In order to improve performance, writes are buffered in memory and sent to LevelDB using a single batch write. Writes are flushed whenever the buffer becomes full, as well as before updating the hashtree.

Tree exchange is provided by the compare/4 function. The behavior of this function is determined through a provided function that implements logic to get buckets and segments for a given remote tree, as well as a callback invoked as key differences are determined. This generic interface allows for tree exchange to be implemented in a variety of ways, including directly against to local hash tree instances, over distributed Erlang, or over a custom protocol over a TCP socket.

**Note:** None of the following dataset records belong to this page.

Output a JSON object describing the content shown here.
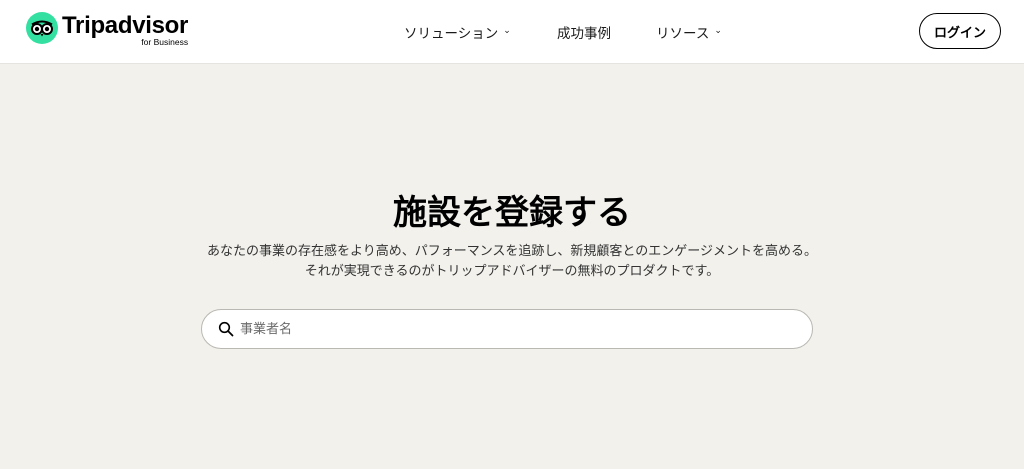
{
  "header": {
    "logo": {
      "name": "Tripadvisor",
      "sub": "for Business",
      "brand_color": "#34e0a1"
    },
    "nav": [
      {
        "label": "ソリューション",
        "has_dropdown": true
      },
      {
        "label": "成功事例",
        "has_dropdown": false
      },
      {
        "label": "リソース",
        "has_dropdown": true
      }
    ],
    "login_label": "ログイン"
  },
  "hero": {
    "title": "施設を登録する",
    "description": "あなたの事業の存在感をより高め、パフォーマンスを追跡し、新規顧客とのエンゲージメントを高める。それが実現できるのがトリップアドバイザーの無料のプロダクトです。"
  },
  "search": {
    "placeholder": "事業者名",
    "value": ""
  },
  "icons": {
    "chevron": "chevron-down-icon",
    "search": "search-icon",
    "logo": "owl-logo-icon"
  },
  "colors": {
    "page_bg": "#f2f1ec",
    "header_bg": "#ffffff"
  }
}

See local_compare/2 and do_remote/1 for examples (-ifdef(TEST) only).

Data Types

acc_fun()

acc_fun(Acc) = fun(([keydiff()], Acc) -> Acc)

hashtree()

abstract datatype: hashtree()

index()

index() = non_neg_integer()

index_n()

index_n() = {index(), pos_integer()}

keydiff()

keydiff() = {missing | remote_missing | different, binary()}

next_rebuild()

next_rebuild() = full | incremental

orddict()

orddict() = orddict:orddict()

proplist()

proplist() = proplists:proplist()

remote_fun()

remote_fun() = fun((get_bucket | key_hashes | start_exchange_level | start_exchange_segments | init | final, {integer(), integer()} | integer() | term()) -> any())

select_fun()

select_fun(T) = fun((orddict()) -> T)

tree_id_bin()

tree_id_bin() = <<_:176>>

Function Index

close/1
compare/4
compare2/4
delete/2
destroy/1
estimate_keys/1	Estimate number of keys stored in the AAE tree.
flush_buffer/1
get_bucket/3
insert/3
insert/4
key_hashes/2
levels/1
mark_clean_close/2	Call on a clean-close to update the meta for a tree-id's `closed` count to match the current `opened` count, which is checked on new/reopen.
mark_open_and_check/2	Check if shutdown/closing of tree-id was clean/dirty by comparing `closed` to `opened` metadata count for the hashtree, and, increment opened count for hashtree-id.
mark_open_empty/2	Mark/clear metadata for tree-id opened/closed.
mem_levels/1
multi_select_segment/3
new/0
new/2
new/3
next_rebuild/1
path/1
read_meta/2
rehash_tree/1
safe_decode/1
segments/1
set_next_rebuild/2
top_hash/1
update_perform/1
update_snapshot/1
update_tree/1
width/1
write_meta/3

Function Details

close/1

close(State::hashtree()) -> hashtree()

compare/4

compare(Tree, Remote, AccFun, Acc) -> any()

compare2/4

compare2(Tree, Remote, AccFun, Acc) -> any()

delete/2

delete(Key::binary(), State::hashtree()) -> hashtree()

destroy/1

destroy(Path::string() | hashtree()) -> ok | hashtree()

estimate_keys/1

estimate_keys(State::hashtree()) -> {ok, integer()}

Estimate number of keys stored in the AAE tree. This is determined by sampling segments to to calculate an estimated keys-per-segment value, which is then multiplied by the number of segments. Segments are sampled until either 1% of segments have been visited or 1000 keys have been observed.

Note: this function must be called on a tree with a valid iterator, such as the snapshotted tree returned from update_snapshot/1 or a recently updated tree returned from update_tree/1 (which internally creates a snapshot). Using update_tree/1 is the best choice since that ensures segments are updated giving a better estimate.

flush_buffer/1

flush_buffer(State) -> any()

get_bucket/3

get_bucket(Level::integer(), Bucket::integer(), State::hashtree()) -> orddict()

insert/3

insert(Key::binary(), ObjHash::binary(), State::hashtree()) -> hashtree()

insert/4

insert(Key::binary(), ObjHash::binary() | tombstone, State::hashtree(), Opts::proplist()) -> hashtree()

key_hashes/2

key_hashes(State::hashtree(), Segment::integer()) -> [{integer(), orddict()}]

levels/1

levels(State::hashtree()) -> pos_integer()

mark_clean_close/2

mark_clean_close(TreeId::index_n() | binary(), State::hashtree()) -> hashtree()

Call on a clean-close to update the meta for a tree-id's closed count to match the current opened count, which is checked on new/reopen.

mark_open_and_check/2

mark_open_and_check(TreeId::index_n() | binary(), State::hashtree()) -> hashtree()

Check if shutdown/closing of tree-id was clean/dirty by comparing closed to opened metadata count for the hashtree, and, increment opened count for hashtree-id.

If it was a clean shutdown, set next_rebuild to be an incremental one. Otherwise, if it was a dirty shutdown, set next_rebuild, instead, to be a full one.